Das Verwarnungsgeldverfahren ist auf eine rasche und schnelle Erledigung geringfügiger Ordnungswidrigkeiten, insbesondere Halt- und Parkverstöße sowie geringfügige Geschwindigkeitsüberschreitungen, ausgerichtet. Es soll die Durchführung eines Bußgeldverfahrens mit einer "förmlichen" Entscheidung ersparen.

Die Verwarnung wird nur wirksam, wenn der Betroffene mit ihr einverstanden ist und das Verwarnungsgeld form- und fristgerecht, d.h. unter Angabe des Verwendungszweckes (z.B. das Kassenzeichen ) und innerhalb einer Woche, bei der Behörde eingezahlt wird.

Die Prüfung der Frage, ob ein unverschuldetes Fristversäumnis, z.B. die urlaubsbedingte Abwesenheit oder ein Fehler in der Briefzustellung, vorliegt, ist mit dem Sinn und Zweck des Verwarnungsgeldverfahrens nicht vereinbar.
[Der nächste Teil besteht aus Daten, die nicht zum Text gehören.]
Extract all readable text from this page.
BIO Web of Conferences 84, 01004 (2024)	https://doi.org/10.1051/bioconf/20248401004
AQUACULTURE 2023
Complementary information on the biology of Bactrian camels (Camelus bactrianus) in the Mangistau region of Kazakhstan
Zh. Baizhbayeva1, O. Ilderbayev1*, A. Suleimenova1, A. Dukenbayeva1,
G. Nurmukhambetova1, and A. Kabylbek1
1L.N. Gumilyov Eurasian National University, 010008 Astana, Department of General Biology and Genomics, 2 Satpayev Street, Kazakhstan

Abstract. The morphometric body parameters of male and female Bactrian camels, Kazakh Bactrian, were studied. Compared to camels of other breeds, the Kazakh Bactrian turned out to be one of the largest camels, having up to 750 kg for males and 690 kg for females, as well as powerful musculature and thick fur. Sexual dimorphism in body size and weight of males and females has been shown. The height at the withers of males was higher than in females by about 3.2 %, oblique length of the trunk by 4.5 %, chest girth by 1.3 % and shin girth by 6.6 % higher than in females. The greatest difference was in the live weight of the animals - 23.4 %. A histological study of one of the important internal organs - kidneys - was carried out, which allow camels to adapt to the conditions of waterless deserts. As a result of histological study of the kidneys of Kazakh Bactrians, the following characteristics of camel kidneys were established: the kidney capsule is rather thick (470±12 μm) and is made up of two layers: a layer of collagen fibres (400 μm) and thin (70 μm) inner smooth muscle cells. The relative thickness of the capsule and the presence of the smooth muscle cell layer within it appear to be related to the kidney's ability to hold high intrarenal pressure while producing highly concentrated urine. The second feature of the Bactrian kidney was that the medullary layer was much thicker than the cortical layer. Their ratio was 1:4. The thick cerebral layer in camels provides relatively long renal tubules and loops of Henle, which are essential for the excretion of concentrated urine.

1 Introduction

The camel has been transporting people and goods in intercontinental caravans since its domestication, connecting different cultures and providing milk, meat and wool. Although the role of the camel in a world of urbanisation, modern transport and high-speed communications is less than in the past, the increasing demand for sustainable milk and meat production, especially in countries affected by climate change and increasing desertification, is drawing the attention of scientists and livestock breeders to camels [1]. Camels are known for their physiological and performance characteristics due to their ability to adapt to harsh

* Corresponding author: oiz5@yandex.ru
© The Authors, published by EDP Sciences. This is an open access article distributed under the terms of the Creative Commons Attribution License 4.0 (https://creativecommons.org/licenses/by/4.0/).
Eine Wiedereinsetzung in den vorigen Stand ist daher bei einer Verwarnung nicht möglich.
Das Verwarnungsgeld ist ein Angebot, auf das kein Rechtsanspruch besteht.

Gegen die Verwarnung ist kein Rechtsmittel möglich.
Sofern Sie sich zu der Verwarnung äußern, ohne dass das Verwarnungsgeld gezahlt wird, wird durch die Behörde entschieden, ob das Verfahren eingestellt oder ohne Rückäußerung das Bußgeldverfahren eingeleitet wird. Der Erlass eines Bußgeldbescheides ist mit Kosten (Gebühren und Auslagen) verbunden.

Mit Erlass des Bußgeldbescheides ist das Verwarnungsgeldverfahren endgültig abgeschlossen; eine Wiedereinsetzung in das Verwarnungsgeldverfahren ist danach daher nicht mehr möglich.